Monitoring: Existing Log Analytics workspace, create new, or not needed?
Validate Against Learn
After collecting all requirements, validate the user's configuration against current documentation. Use microsoft_docs_fetch on the relevant pages below, then microsoft_docs_search for any requirement-specific concerns not covered.
Reference Pages
| Topic | URL |
|---|---|
| Network isolation overview | https://learn.microsoft.com/azure/ai-foundry/how-to/configure-private-link |
| Agent Service private networking | https://learn.microsoft.com/azure/ai-services/agents/how-to/virtual-networks |
| Managed VNet configuration | https://learn.microsoft.com/azure/ai-foundry/how-to/configure-managed-network |
| Agent Service FAQ — VNet | https://learn.microsoft.com/azure/foundry/agents/faq#virtual-networking |
| Supported regions & availability | https://learn.microsoft.com/azure/ai-foundry/reference/region-support |
| NSP | https://learn.microsoft.com/en-us/azure/networking/network-security-perimeter |
| Feature Limitations | https://learn.microsoft.com/en-us/azure/foundry/how-to/configure-private-link#foundry-feature-limitations |
These URLs may change. If a fetch returns 404, use
microsoft_docs_searchto find the current page.
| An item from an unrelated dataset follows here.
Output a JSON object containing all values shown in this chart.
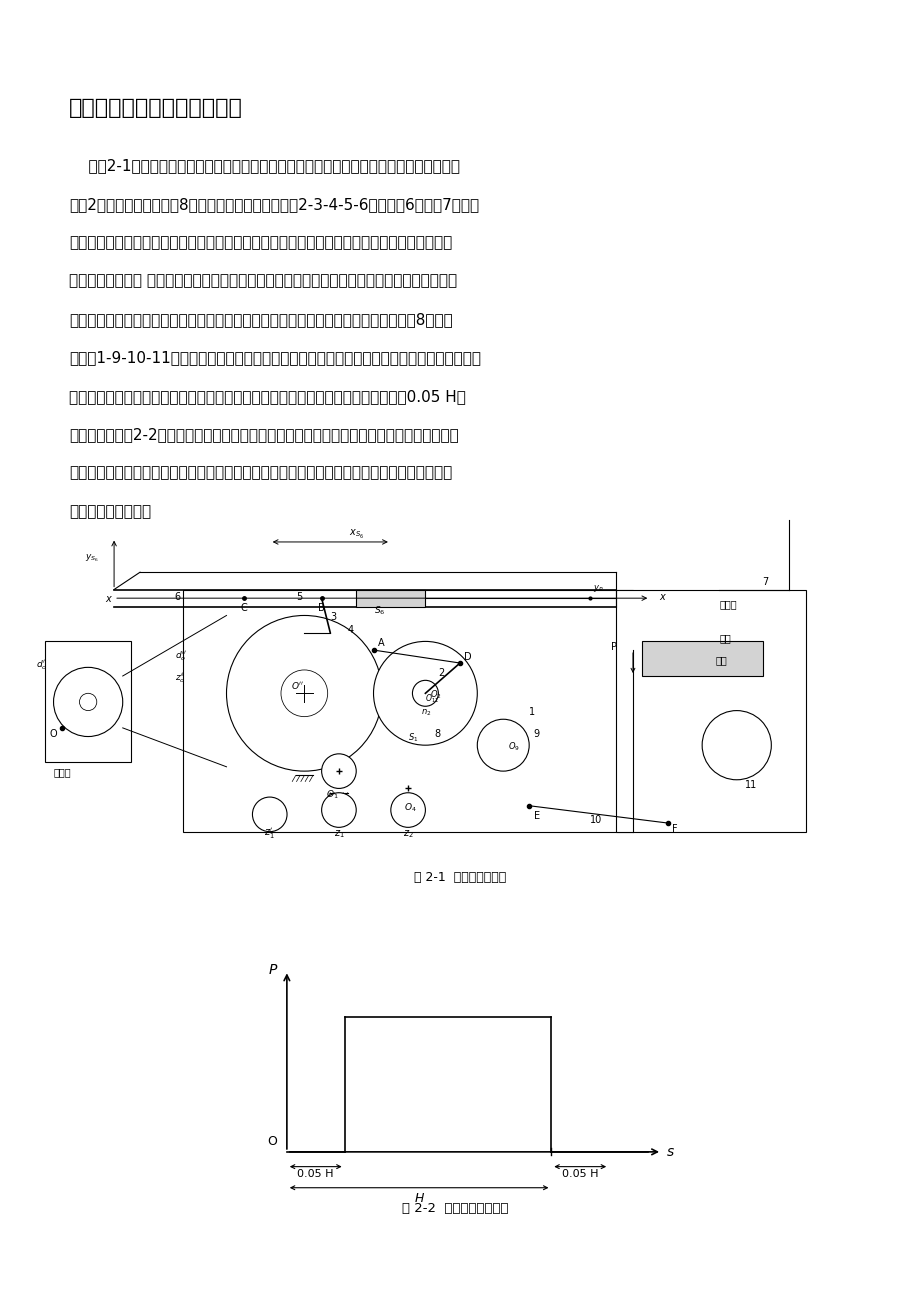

If a conflict is found, present:
- The constraint and its source URL
- Which requirement it affects
- Options to resolve
Do NOT proceed until all conflicts are resolved or accepted.
Confirmation
Present a summary of all gathered requirements. Ask: "Confirm this is accurate before I generate a deployment plan."
Do NOT proceed to Plan Generation until you validated requirements against documents and the user confirms.